Там, где холод и ветер (СИ) - Северная Ирина. Страница 79

Наверняка, ему, как и всякому творческому человеку, рядом нужна Муза. А не щедро одаренная телесными округлостями и приземленными проблемами обычная женщина, не имеющая ни малейшего представления, как нужно вдохновлять.

Но, кажется, я слишком далеко залезла в своих размышлениях и самокритичных экзерсисах. Пора остановить этот бег впереди паровоза.

Всё ведь только начиналось…

…Я бы разожгла камин и оставила его горящим, чтобы потом, в ночи, теплые отсветы затухающего пламени, а затем и медленно остывающих углей придавали комнате особую, волшебную атмосферу.

Но было слишком тепло, чтобы растапливать камин.

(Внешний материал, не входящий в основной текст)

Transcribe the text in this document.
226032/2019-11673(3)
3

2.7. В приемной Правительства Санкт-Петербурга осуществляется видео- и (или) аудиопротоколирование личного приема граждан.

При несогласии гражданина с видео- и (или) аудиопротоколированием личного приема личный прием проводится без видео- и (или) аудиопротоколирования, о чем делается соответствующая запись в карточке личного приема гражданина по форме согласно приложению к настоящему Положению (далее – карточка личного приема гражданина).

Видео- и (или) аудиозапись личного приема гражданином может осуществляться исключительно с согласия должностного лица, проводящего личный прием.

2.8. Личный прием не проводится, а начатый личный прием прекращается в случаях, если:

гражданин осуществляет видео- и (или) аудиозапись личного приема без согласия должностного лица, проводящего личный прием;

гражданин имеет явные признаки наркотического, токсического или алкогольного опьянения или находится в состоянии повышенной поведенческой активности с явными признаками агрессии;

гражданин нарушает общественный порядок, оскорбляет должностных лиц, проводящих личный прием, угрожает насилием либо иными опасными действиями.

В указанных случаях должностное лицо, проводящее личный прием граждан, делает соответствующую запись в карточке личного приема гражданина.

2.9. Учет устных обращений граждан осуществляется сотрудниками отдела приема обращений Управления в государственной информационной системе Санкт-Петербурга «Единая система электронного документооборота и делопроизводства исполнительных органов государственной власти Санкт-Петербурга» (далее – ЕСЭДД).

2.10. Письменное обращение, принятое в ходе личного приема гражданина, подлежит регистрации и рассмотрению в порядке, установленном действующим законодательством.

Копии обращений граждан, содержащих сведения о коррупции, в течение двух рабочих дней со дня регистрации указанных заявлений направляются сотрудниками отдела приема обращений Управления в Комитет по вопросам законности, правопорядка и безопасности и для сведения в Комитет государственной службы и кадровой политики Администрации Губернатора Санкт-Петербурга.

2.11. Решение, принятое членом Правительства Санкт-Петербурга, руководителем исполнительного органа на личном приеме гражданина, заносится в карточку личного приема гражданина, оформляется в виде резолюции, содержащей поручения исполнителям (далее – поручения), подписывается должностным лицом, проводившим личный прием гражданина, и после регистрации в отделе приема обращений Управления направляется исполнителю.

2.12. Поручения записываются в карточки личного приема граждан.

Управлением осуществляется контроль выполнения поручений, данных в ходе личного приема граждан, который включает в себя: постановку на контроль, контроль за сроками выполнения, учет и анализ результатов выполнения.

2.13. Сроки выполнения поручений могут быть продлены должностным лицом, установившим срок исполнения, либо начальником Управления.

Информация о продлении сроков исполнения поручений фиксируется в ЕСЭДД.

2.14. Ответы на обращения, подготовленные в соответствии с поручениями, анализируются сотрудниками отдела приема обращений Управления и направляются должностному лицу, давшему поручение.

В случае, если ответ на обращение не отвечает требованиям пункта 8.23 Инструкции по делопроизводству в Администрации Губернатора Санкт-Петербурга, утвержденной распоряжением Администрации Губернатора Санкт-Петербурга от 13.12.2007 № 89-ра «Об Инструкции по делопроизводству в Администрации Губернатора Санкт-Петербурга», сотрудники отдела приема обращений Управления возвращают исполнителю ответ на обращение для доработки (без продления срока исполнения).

Я бы постелила новое постельное белье на широкую удобную кровать и зажгла свечи или красивый ночник.

Но кровати у меня не было, а был только диван. Не самый узкий, и достаточно удобный, но явно не предназначенный для того, чтобы на нем с комфортом могли свободно расположиться двое. Отрубиться без сил на какое-то время, тесно прижавшись друг к другу — да. Но никак не отдыхать глубоким здоровым сном.

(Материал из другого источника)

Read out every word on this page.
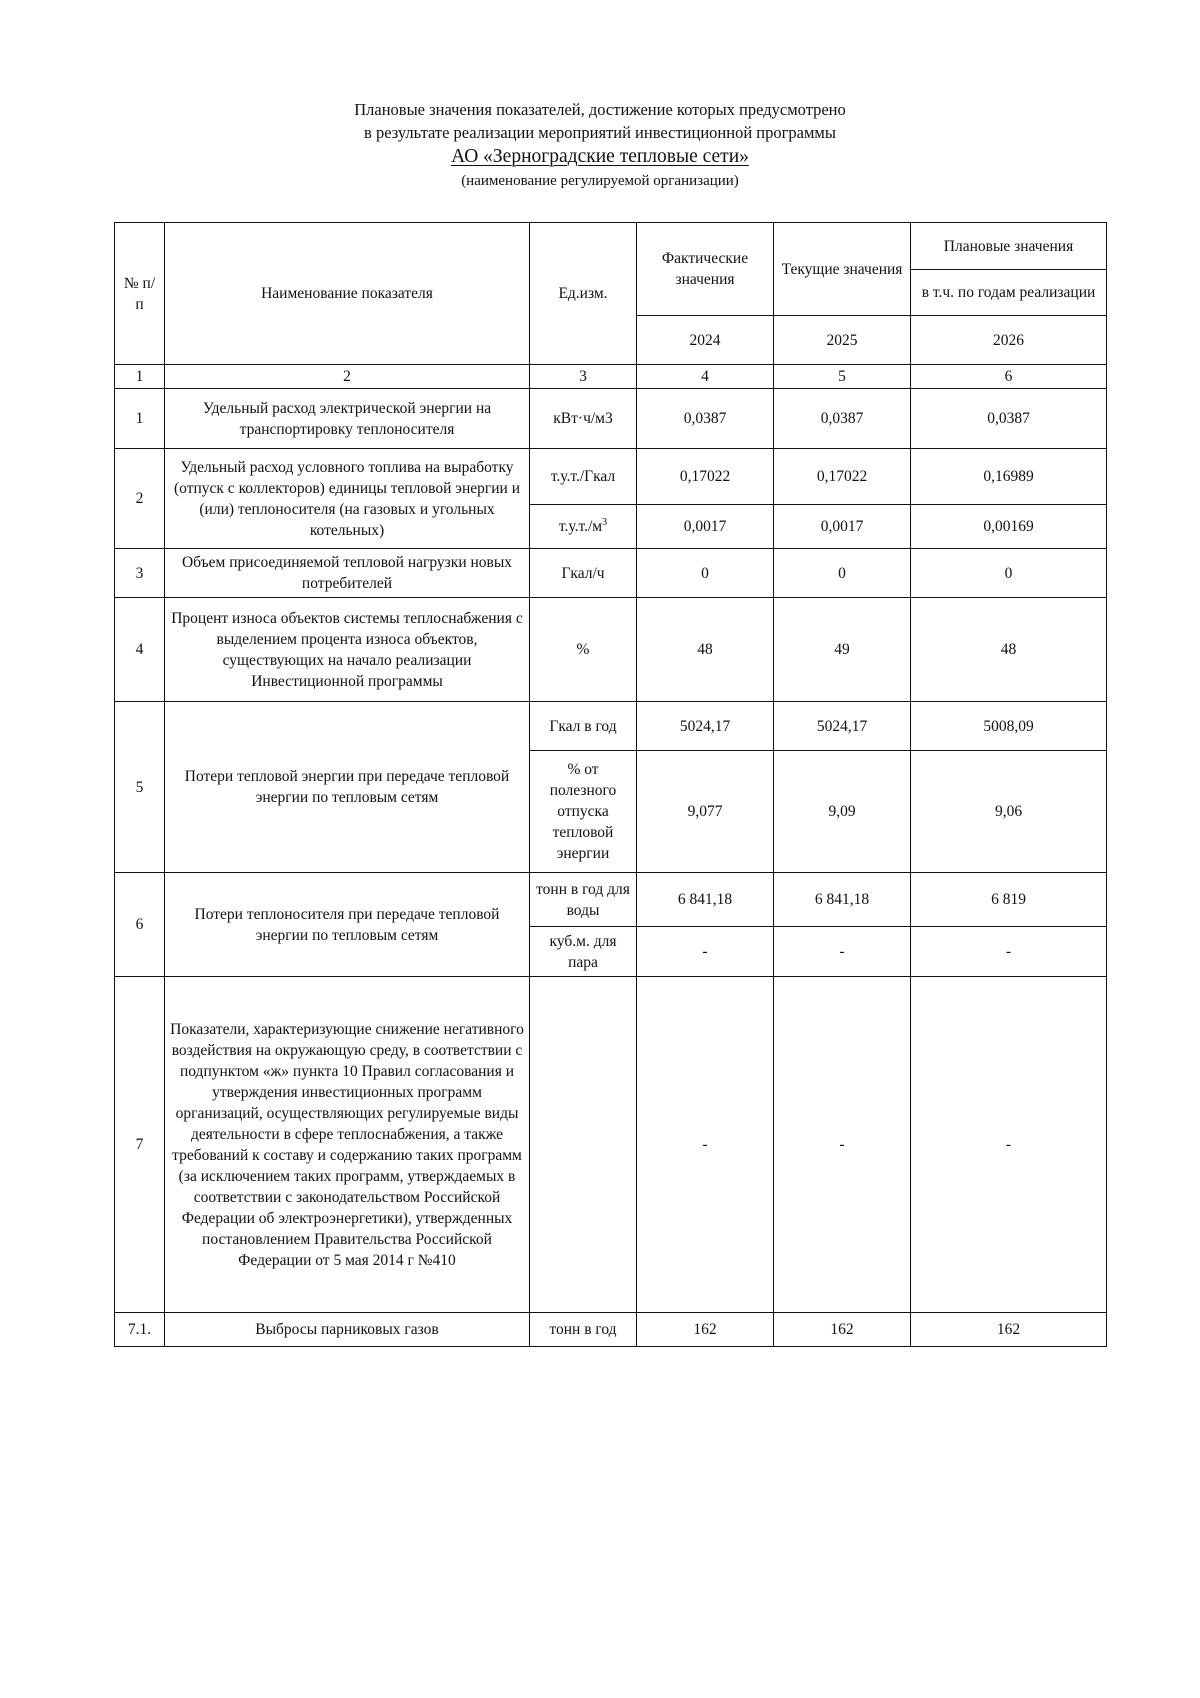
Плановые значения показателей, достижение которых предусмотрено
в результате реализации мероприятий инвестиционной программы
АО «Зерноградские тепловые сети»
(наименование регулируемой организации)
№ п/п	Наименование показателя	Ед.изм.	Фактические значения	Текущие значения	Плановые значения
					в т.ч. по годам реализации
			2024	2025	2026
1	2	3	4	5	6
1	Удельный расход электрической энергии на транспортировку теплоносителя	кВт·ч/м3	0,0387	0,0387	0,0387
2	Удельный расход условного топлива на выработку (отпуск с коллекторов) единицы тепловой энергии и (или) теплоносителя (на газовых и угольных котельных)	т.у.т./Гкал	0,17022	0,17022	0,16989
		$т.у.т./м^3$	0,0017	0,0017	0,00169
3	Объем присоединяемой тепловой нагрузки новых потребителей	Гкал/ч	0	0	0
4	Процент износа объектов системы теплоснабжения с выделением процента износа объектов, существующих на начало реализации Инвестиционной программы	%	48	49	48
5	Потери тепловой энергии при передаче тепловой энергии по тепловым сетям	Гкал в год	5024,17	5024,17	5008,09
		% от полезного отпуска тепловой энергии	9,077	9,09	9,06
6	Потери теплоносителя при передаче тепловой энергии по тепловым сетям	тонн в год для воды	6 841,18	6 841,18	6 819
		куб.м. для пара	-	-	-
7	Показатели, характеризующие снижение негативного воздействия на окружающую среду, в соответствии с подпунктом «ж» пункта 10 Правил согласования и утверждения инвестиционных программ организаций, осуществляющих регулируемые виды деятельности в сфере теплоснабжения, а также требований к составу и содержанию таких программ (за исключением таких программ, утверждаемых в соответствии с законодательством Российской Федерации об электроэнергетики), утвержденных постановлением Правительства Российской Федерации от 5 мая 2014 г №410		-	-	-
7.1.	Выбросы парниковых газов	тонн в год	162	162	162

Из реально возможного оставалось надеть красивое белье, улечься и принять изящную позу, притворяясь Спящей красавицей в ожидании принца.

Я покопалась в коробках, нашла старую рождественскую гирлянду. Простенькую, с малюсенькими лампочками всего двух цветов — белыми и желтоватыми. В далекие времена моего детства эту гирлянду бабушка вешала на небольшую искусственную елку, которую наряжала только ради меня и только тогда, когда я приезжала к ней на зимние каникулы.

Гирлянду я аккуратно обернула вокруг горшка с чугунным растением, занявшим место на полу у окна в гостиной. Раз растение так зовется, то не будет возражать против превращения в импровизированный торшер и спокойно выдержит нетрадиционное с ним обращение.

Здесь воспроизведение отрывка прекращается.